Jak informują media, w zamieszkach, które wybuchły w Seattle w miniony weekend, rannych zostało 57 funkcjonariuszy policji i agentów federalnych. Siły porządkowe zatrzymały 47 zadymiarzy i prowodyrów starć.
Walki w Seattle to rezultat policyjnej operacji, która ma na celu usunięcie z ulic aktywistów BLM i anarchistów, którzy od czerwca paraliżują życie metropolii. Od dwóch miesięcy demonstracje BLM przerastają regularnie w zamieszki, podczas których rabowane są sklepy, biura i płoną samochody.

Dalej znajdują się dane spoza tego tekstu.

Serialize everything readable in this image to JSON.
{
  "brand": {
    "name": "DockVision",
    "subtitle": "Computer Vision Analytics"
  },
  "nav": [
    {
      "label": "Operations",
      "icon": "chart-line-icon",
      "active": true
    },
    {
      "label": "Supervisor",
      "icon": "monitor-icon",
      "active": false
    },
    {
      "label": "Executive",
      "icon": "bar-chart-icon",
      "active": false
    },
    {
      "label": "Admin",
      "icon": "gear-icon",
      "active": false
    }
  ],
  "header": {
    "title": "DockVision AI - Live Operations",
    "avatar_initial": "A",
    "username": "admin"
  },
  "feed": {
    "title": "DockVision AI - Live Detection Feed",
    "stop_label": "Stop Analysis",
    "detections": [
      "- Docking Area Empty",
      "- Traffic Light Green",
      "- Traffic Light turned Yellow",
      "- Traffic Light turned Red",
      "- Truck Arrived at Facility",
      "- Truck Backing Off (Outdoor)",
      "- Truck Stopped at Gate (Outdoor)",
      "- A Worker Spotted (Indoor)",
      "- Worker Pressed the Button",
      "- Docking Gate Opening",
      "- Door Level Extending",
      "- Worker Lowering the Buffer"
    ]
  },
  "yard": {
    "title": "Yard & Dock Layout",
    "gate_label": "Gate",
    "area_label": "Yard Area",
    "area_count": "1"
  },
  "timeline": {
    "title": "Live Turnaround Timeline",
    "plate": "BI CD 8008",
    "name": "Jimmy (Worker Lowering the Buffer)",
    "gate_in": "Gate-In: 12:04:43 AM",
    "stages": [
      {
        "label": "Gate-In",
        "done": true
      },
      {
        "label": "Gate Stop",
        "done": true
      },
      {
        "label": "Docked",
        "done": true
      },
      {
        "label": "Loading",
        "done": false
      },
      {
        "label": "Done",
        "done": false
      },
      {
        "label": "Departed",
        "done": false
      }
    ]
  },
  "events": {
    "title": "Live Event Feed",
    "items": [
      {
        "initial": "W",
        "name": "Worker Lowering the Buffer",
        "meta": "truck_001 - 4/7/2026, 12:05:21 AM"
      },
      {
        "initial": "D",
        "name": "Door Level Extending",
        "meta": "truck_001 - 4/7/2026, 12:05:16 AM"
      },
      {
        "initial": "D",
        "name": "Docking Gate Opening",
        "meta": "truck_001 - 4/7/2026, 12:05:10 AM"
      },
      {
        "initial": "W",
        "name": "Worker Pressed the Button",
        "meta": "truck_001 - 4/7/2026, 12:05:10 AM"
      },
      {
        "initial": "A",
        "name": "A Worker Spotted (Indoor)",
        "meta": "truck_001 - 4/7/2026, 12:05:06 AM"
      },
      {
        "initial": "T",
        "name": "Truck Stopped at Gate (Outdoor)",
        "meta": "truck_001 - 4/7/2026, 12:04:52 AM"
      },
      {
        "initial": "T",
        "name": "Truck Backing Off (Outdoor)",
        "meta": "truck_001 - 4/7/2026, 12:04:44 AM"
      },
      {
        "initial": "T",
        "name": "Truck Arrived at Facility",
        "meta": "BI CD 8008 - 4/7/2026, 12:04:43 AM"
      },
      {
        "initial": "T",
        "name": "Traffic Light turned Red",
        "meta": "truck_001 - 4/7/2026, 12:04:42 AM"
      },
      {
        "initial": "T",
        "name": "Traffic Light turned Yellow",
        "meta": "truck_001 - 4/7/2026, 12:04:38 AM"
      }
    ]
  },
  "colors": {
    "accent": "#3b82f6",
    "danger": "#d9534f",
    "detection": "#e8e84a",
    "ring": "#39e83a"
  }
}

Anarchiści i kryminalne gangi zastraszają wspólnie mieszkańców.
Próby przywrócenia porządku publicznego zakończyły się w opinii policji „wybuchem walk ulicznych na niespotykaną dotąd skalę”. W stronę oddziałów przywracających porządek leciał grad kamieni, butelek oraz desek. Wielu policjantów padło ofiarami wybuchów ładunków wybuchowych chałupniczej produkcji. Wśród obrażeń zadanych funkcjonariuszom przeważają rany cięte oraz uszkodzenia narządów słuchu wywołane eksplozjami.